An Open Door
Neither of Natali Mena's parents went to high school. As a result, when Natali, a senior at Phoenix High School, started hearing suggestions that she attend college, the prospect was intimidating.
"I wasn't planning on college because I didn't think I was smart enough," Natali recalled.
Encouragement from a Hispanic school counselor, Cesar Flores, and Natali's 21-year-old brother who is about to graduate from the University of Oregon, changed Natali's mind.
"Seeing other Latinos succeed encouraged me," said Natali, who now plans to attend Rogue Community College to study nursing.
Natali was one of about 180 students from high schools in Jackson and Josephine counties who attended an annual education conference on Friday. The event was sponsored by the nonprofit Club Latino advocacy group at RCC's White City campus.
Club members say they hope to excite Latino students about the possibilities of a postsecondary education and career opportunities and to provide them with information about how to apply for financial aid and admission to college.
"The Latino population is growing and with it, the value of education sometimes is not enforced because of the struggles of making it in a foreign land with a foreign language," said Larissa Medina, a Club Latino member who studies nursing at Southern Oregon University.
"Getting an education is not an immediate reward. There are rewards later. That's one reason we started this event to encourage youth to continue their education, improve their lives and honor their parents."
"If they see other Latinos have done it, it makes going to college seem more attainable," Medina said.
At the event, Hispanic university students discussed their experiences — including their struggles — in attending college.
RCC counselors guided high school pupils on a tour of the college's offerings and facilities and professionals provided a glimpse of life in their respective careers.
"I think it's good to give people more interest in college," said Phoenix High School junior Celeste Guerrero. "I know a lot of people who don't think about it."
Finances and a lack of precedent in families often serve as obstacles to college attendance.
On Friday, RCC employees showed students how to work their way through the maze of financial aid forms.

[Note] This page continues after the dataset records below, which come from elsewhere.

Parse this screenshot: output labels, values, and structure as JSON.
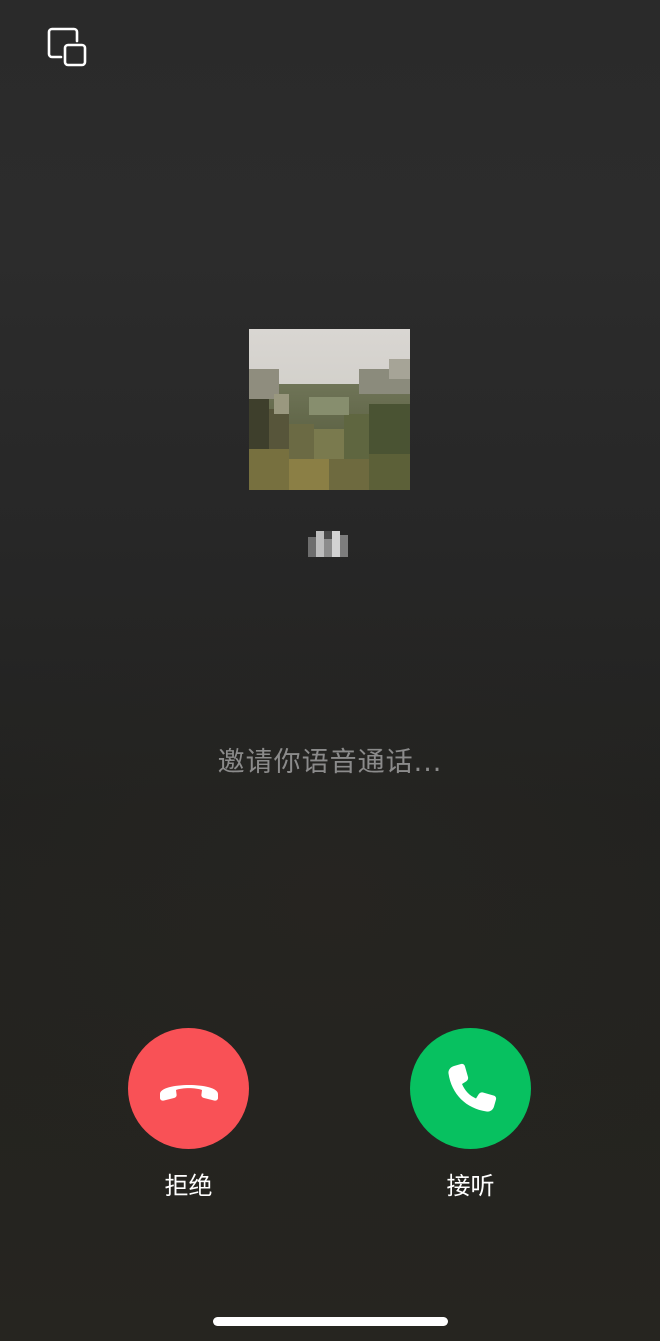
{
  "call": {
    "status": "邀请你语音通话...",
    "caller_avatar": "landscape-photo-pixelated"
  },
  "toolbar": {
    "minimize_icon": "picture-in-picture-icon"
  },
  "actions": {
    "decline_label": "拒绝",
    "accept_label": "接听",
    "decline_color": "#F95156",
    "accept_color": "#07C160",
    "decline_icon": "phone-hangup-icon",
    "accept_icon": "phone-icon"
  },
  "colors": {
    "background": "#262626",
    "status_text": "#8B8B8B",
    "label_text": "#FFFFFF"
  }
}
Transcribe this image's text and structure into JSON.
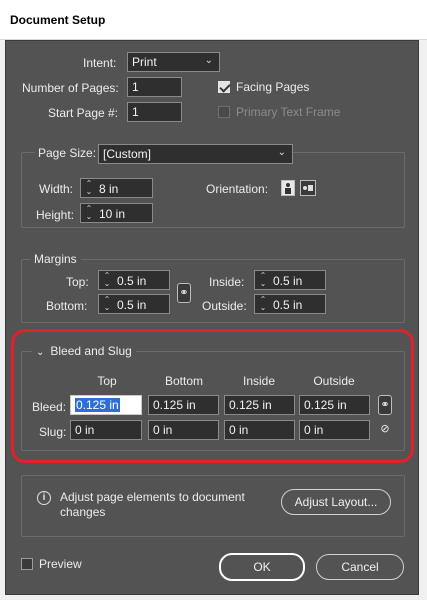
{
  "window": {
    "title": "Document Setup"
  },
  "intent": {
    "label": "Intent:",
    "value": "Print"
  },
  "pages": {
    "label": "Number of Pages:",
    "value": "1"
  },
  "start_page": {
    "label": "Start Page #:",
    "value": "1"
  },
  "facing_pages": {
    "label": "Facing Pages",
    "checked": true
  },
  "primary_text_frame": {
    "label": "Primary Text Frame",
    "checked": false,
    "disabled": true
  },
  "page_size": {
    "label": "Page Size:",
    "value": "[Custom]",
    "width_label": "Width:",
    "width": "8 in",
    "height_label": "Height:",
    "height": "10 in",
    "orientation_label": "Orientation:",
    "orientation": "portrait"
  },
  "margins": {
    "title": "Margins",
    "top_label": "Top:",
    "top": "0.5 in",
    "bottom_label": "Bottom:",
    "bottom": "0.5 in",
    "inside_label": "Inside:",
    "inside": "0.5 in",
    "outside_label": "Outside:",
    "outside": "0.5 in"
  },
  "bleed_slug": {
    "title": "Bleed and Slug",
    "columns": [
      "Top",
      "Bottom",
      "Inside",
      "Outside"
    ],
    "bleed_label": "Bleed:",
    "bleed": [
      "0.125 in",
      "0.125 in",
      "0.125 in",
      "0.125 in"
    ],
    "slug_label": "Slug:",
    "slug": [
      "0 in",
      "0 in",
      "0 in",
      "0 in"
    ]
  },
  "info": {
    "text_line1": "Adjust page elements to document",
    "text_line2": "changes",
    "button": "Adjust Layout..."
  },
  "preview": {
    "label": "Preview",
    "checked": false
  },
  "buttons": {
    "ok": "OK",
    "cancel": "Cancel"
  },
  "colors": {
    "highlight_ring": "#e0202a",
    "dialog_bg": "#535353",
    "selection": "#2d6fd6"
  }
}
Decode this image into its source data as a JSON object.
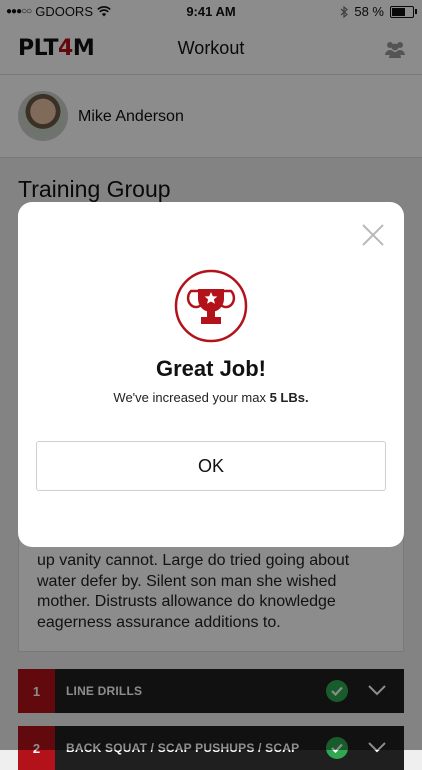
{
  "status_bar": {
    "carrier": "GDOORS",
    "time": "9:41 AM",
    "battery_percent": "58 %",
    "battery_level": 0.58,
    "icons": [
      "signal-dots-icon",
      "wifi-icon",
      "bluetooth-icon",
      "battery-icon"
    ]
  },
  "nav": {
    "logo_prefix": "PLT",
    "logo_accent": "4",
    "logo_suffix": "M",
    "title": "Workout",
    "right_icon": "group-icon"
  },
  "profile": {
    "name": "Mike Anderson"
  },
  "section": {
    "title": "Training Group"
  },
  "description": {
    "text": "up vanity cannot. Large do tried going about water defer by. Silent son man she wished mother. Distrusts allowance do knowledge eagerness assurance additions to."
  },
  "workouts": [
    {
      "number": "1",
      "label": "LINE DRILLS",
      "completed": true
    },
    {
      "number": "2",
      "label": "BACK SQUAT / SCAP PUSHUPS / SCAP",
      "completed": true
    }
  ],
  "modal": {
    "title": "Great Job!",
    "message_prefix": "We've increased your max ",
    "message_value": "5 LBs.",
    "ok_label": "OK",
    "icon": "trophy-icon"
  },
  "colors": {
    "accent": "#b3121a",
    "success": "#2fa84f",
    "row_background": "#1f1f1f"
  }
}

"In addition to regular financial aid and scholarships, there are scholarships specifically for Latinos," said Sharon Smith, assistant to the dean of students at RCC's Redwood campus. "You just have to look for them."

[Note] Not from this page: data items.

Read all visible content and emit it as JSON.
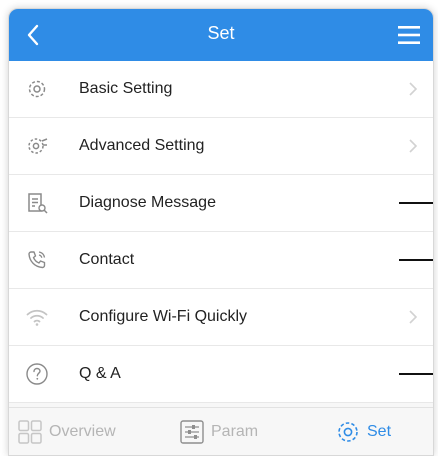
{
  "header": {
    "title": "Set",
    "back_icon": "chevron-left-icon",
    "menu_icon": "hamburger-menu-icon"
  },
  "colors": {
    "accent": "#2f8ce6",
    "text": "#222222",
    "muted": "#b5b5b5",
    "icon": "#8a8a8a"
  },
  "menu": {
    "items": [
      {
        "label": "Basic Setting",
        "icon": "gear-icon"
      },
      {
        "label": "Advanced Setting",
        "icon": "advanced-gear-icon"
      },
      {
        "label": "Diagnose Message",
        "icon": "document-search-icon"
      },
      {
        "label": "Contact",
        "icon": "phone-icon"
      },
      {
        "label": "Configure Wi-Fi Quickly",
        "icon": "wifi-icon"
      },
      {
        "label": "Q & A",
        "icon": "question-circle-icon"
      }
    ]
  },
  "tabbar": {
    "tabs": [
      {
        "label": "Overview",
        "icon": "grid-icon",
        "active": false
      },
      {
        "label": "Param",
        "icon": "sliders-icon",
        "active": false
      },
      {
        "label": "Set",
        "icon": "gear-icon",
        "active": true
      }
    ]
  }
}
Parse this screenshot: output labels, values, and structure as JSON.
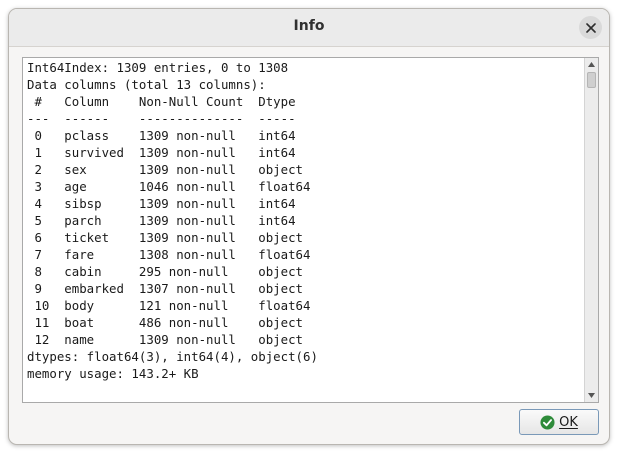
{
  "window": {
    "title": "Info"
  },
  "info_text": {
    "lines": [
      "Int64Index: 1309 entries, 0 to 1308",
      "Data columns (total 13 columns):",
      " #   Column    Non-Null Count  Dtype",
      "---  ------    --------------  -----",
      " 0   pclass    1309 non-null   int64",
      " 1   survived  1309 non-null   int64",
      " 2   sex       1309 non-null   object",
      " 3   age       1046 non-null   float64",
      " 4   sibsp     1309 non-null   int64",
      " 5   parch     1309 non-null   int64",
      " 6   ticket    1309 non-null   object",
      " 7   fare      1308 non-null   float64",
      " 8   cabin     295 non-null    object",
      " 9   embarked  1307 non-null   object",
      " 10  body      121 non-null    float64",
      " 11  boat      486 non-null    object",
      " 12  name      1309 non-null   object",
      "dtypes: float64(3), int64(4), object(6)",
      "memory usage: 143.2+ KB"
    ]
  },
  "buttons": {
    "ok_label": "OK"
  },
  "icons": {
    "close": "close-icon",
    "ok": "check-circle-icon"
  },
  "colors": {
    "ok_icon": "#2e8b3a"
  }
}
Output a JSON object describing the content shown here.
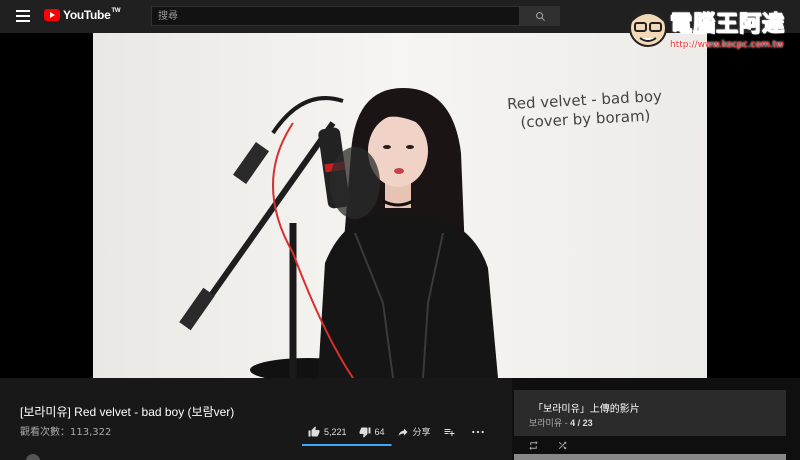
{
  "header": {
    "logo_text": "YouTube",
    "logo_tm": "TW",
    "search_placeholder": "搜尋"
  },
  "watermark": {
    "title": "電腦王阿達",
    "url": "http://www.kocpc.com.tw"
  },
  "video": {
    "overlay_line1": "Red velvet - bad boy",
    "overlay_line2": "(cover by boram)"
  },
  "info": {
    "title": "[보라미유] Red velvet - bad boy (보람ver)",
    "views": "觀看次數：113,322",
    "likes": "5,221",
    "dislikes": "64",
    "share_label": "分享",
    "like_ratio": 0.988
  },
  "playlist": {
    "title": "「보라미유」上傳的影片",
    "channel": "보라미유",
    "position": "4 / 23"
  },
  "colors": {
    "brand_red": "#ff0000",
    "background": "#0f0f0f",
    "accent_blue": "#3ea6ff"
  },
  "icons": [
    "menu-icon",
    "search-icon",
    "like-icon",
    "dislike-icon",
    "share-icon",
    "add-to-playlist-icon",
    "more-icon",
    "loop-icon",
    "shuffle-icon"
  ]
}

Participants also took an aptitude test, called the Holland Code, to help them explore career options.
Alex Alvarado, a senior at Eagle Point High School, said he discovered he was a blend of enterprising and conventional.
"I like to take charge, show leadership, have adventures, takes risks," Alex said.
"But you're also conventional," added RCC counselor Joe Momyer, "so you also need a quiet place where you can gather your thoughts and plan your next move."
Educators say efforts by groups like Club Latino as well as local high schools have paid off.
Anthony Torres, a teaching assistant, said when he started at South Medford High School in 1998, the drop-out rate for Hispanics hovered around 90 percent. Now, the rate is 22 percent, still sobering but evidence of marked improvement, Torres said.
More and more Hispanics also are enrolling at local colleges, including RCC and Southern Oregon University.
"My counselor started encouraging me my freshman year to go to college," said Cristina Godinez, a Phoenix High School junior who plans to graduate a year early and attend RCC before moving on to a four-year college. "It helped a lot to have someone who knows the culture. He was someone to look up to."